Понятно было, что власти не нужна свобода печати и даже поддержка населения, власть не должна организовывать экономику и какие-то движения куда-то вперед. Она всего лишь должна правильно организовать желания граждан. Но в то же время власти нужно, чтобы к ней относились, — загибал пальцы политтехнолог.
А то ведь представить только: вот император Павел пишет свои дурацкие указы о том, чтоб те, кто желает иметь на окошках горшки с цветами, держали бы оные по внутреннюю сторону окон, но если по наружную, то не иначе чтоб были решетки, и запрещается носить жабо. Чтоб никто не имел бакенбард.
Казалось бы, повод для смеха. Но власть и все ее двенадцать составляющих команд должны быть понятными. Они не должны играть в какой-нибудь неведомый в России бейсбол, только в футбол. Потому что вот представить себе, как в осеннюю пору ходит Павел по Царскому Селу, то есть — по Павловску, по аллее Красного Молодца, думает об Отечестве, возвращается в дом. Ходит по галерее с плохими картинами, думает, присаживается в уголке, пишет указы — а ночью их ксерят писцы по числу губернских субъектов Империи, наутро же во дворе на лошадках фельдъегеря переминаются, им вручают указы, и они скачут прочь, удаляясь по всей территории державы.

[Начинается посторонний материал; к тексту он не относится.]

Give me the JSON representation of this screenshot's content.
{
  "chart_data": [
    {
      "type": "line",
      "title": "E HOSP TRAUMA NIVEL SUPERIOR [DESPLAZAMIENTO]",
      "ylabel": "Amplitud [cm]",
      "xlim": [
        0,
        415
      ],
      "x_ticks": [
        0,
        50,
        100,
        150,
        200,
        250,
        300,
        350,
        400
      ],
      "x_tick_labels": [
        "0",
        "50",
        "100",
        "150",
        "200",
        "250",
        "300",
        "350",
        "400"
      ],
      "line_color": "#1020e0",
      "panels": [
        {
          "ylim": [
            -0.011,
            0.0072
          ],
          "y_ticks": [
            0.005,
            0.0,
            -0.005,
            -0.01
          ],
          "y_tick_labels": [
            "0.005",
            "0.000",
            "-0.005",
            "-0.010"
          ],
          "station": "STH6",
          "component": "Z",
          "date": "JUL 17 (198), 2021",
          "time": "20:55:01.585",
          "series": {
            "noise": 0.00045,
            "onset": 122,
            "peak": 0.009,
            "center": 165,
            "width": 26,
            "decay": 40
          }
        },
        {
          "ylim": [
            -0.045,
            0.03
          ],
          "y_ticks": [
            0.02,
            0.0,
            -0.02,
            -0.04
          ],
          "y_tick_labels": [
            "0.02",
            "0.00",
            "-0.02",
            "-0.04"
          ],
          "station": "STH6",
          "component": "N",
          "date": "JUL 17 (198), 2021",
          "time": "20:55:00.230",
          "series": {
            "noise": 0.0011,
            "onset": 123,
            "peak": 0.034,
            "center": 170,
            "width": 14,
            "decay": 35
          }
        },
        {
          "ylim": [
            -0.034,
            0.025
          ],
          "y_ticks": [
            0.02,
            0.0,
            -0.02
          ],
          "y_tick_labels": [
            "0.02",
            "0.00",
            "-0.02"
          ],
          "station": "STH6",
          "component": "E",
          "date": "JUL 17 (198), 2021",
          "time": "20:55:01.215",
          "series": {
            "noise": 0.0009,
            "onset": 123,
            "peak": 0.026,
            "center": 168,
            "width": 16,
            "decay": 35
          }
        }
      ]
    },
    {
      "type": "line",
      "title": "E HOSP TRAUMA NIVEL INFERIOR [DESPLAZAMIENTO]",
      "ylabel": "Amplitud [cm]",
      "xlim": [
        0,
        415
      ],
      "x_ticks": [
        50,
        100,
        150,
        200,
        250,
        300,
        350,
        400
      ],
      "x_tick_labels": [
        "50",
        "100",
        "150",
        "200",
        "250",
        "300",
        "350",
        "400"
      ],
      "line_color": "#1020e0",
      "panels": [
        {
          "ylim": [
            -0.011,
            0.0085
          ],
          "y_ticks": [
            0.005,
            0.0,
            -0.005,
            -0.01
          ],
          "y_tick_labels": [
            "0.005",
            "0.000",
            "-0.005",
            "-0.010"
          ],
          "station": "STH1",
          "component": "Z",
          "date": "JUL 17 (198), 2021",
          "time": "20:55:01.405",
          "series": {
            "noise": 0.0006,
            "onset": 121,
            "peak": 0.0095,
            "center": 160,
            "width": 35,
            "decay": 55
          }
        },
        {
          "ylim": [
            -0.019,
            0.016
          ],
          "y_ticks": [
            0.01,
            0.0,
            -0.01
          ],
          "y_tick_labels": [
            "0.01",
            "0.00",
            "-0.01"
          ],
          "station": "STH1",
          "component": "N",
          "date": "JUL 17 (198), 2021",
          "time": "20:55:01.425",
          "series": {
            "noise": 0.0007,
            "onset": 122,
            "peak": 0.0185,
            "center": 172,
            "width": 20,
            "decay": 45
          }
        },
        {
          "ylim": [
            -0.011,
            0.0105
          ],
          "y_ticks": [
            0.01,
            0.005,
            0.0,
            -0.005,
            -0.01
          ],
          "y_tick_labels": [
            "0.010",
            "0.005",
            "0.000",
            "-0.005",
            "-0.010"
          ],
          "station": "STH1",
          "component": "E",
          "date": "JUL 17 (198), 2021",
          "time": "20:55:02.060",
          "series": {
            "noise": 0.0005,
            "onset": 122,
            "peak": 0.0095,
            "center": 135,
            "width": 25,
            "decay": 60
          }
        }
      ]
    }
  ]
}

А что Павел? Ходит по аллее Зеленой Женщины, о сыне не думает, а ждет ответа… обратной связи… не дождется, фельды еще и до Москвы не доскакали, а он же Государь — вот и сочиняет новый указ, и снова с утра из Павловска выезжают фельды: потому что надо же управлять державой… Так что и цветочными горшками займешься, чтобы увидеть, что указы выполняются, что и в самом деле — Государь.
То есть требуется что угодно внятное, пусть даже и вызовы, угрозы — даже мнимые. Тогда будет разговор. Проблема в том, что разговор или возникнет, или нет. В конце концов, все приличные люди в СМИ имеют дело с тем, что уже есть. Все их альтернативы — только потом, постфактум. Они не выдвинут ничего реального. Поэтому власть всегда будет плохой. Любой, кто что-то сделает, всегда будет плохим, потому что от его действий никогда не зацветет рай. А критики и эксперты требуют, чтобы всякий раз возникал рай для всех сословий. Или по крайней мере для них самих. В виде, скажем, вакансий.
Должно быть сразу несколько вариантов обещаний, тогда люди и будут примеривать их на себя, они будут решать, что им лучше. Да, они всегда выберут не то, как выяснится, но будут вынуждены думать о том, что это они продешевили в выборе. Да и то: у нас предпочтение отдается диалогическому сознанию, так что позарез нужна оппозиция, а иначе власть в государстве схлопнется в лужу.
А как бы славно было с оппозицией. Тогда остается всего лишь гнуть свою линию движения к некой цели. В каждой ее точке будут оппозиционные выкрики и реакции, но в каждой точке их размах будет примерно одинаков. Следственно, движение по линии к неведомой цели ими не ощущалось бы вовсе. Только в конце, при достижении результата, оппозиция попадет в ступор, вспомнив то, с чего все начиналось (если вообще вспомнят). Но это возмущение можно будет списать на то, что это просто время прошло, и все плачут по дням своей свежести. Это значит оскорбить в них мачо, ну так пусть мужают.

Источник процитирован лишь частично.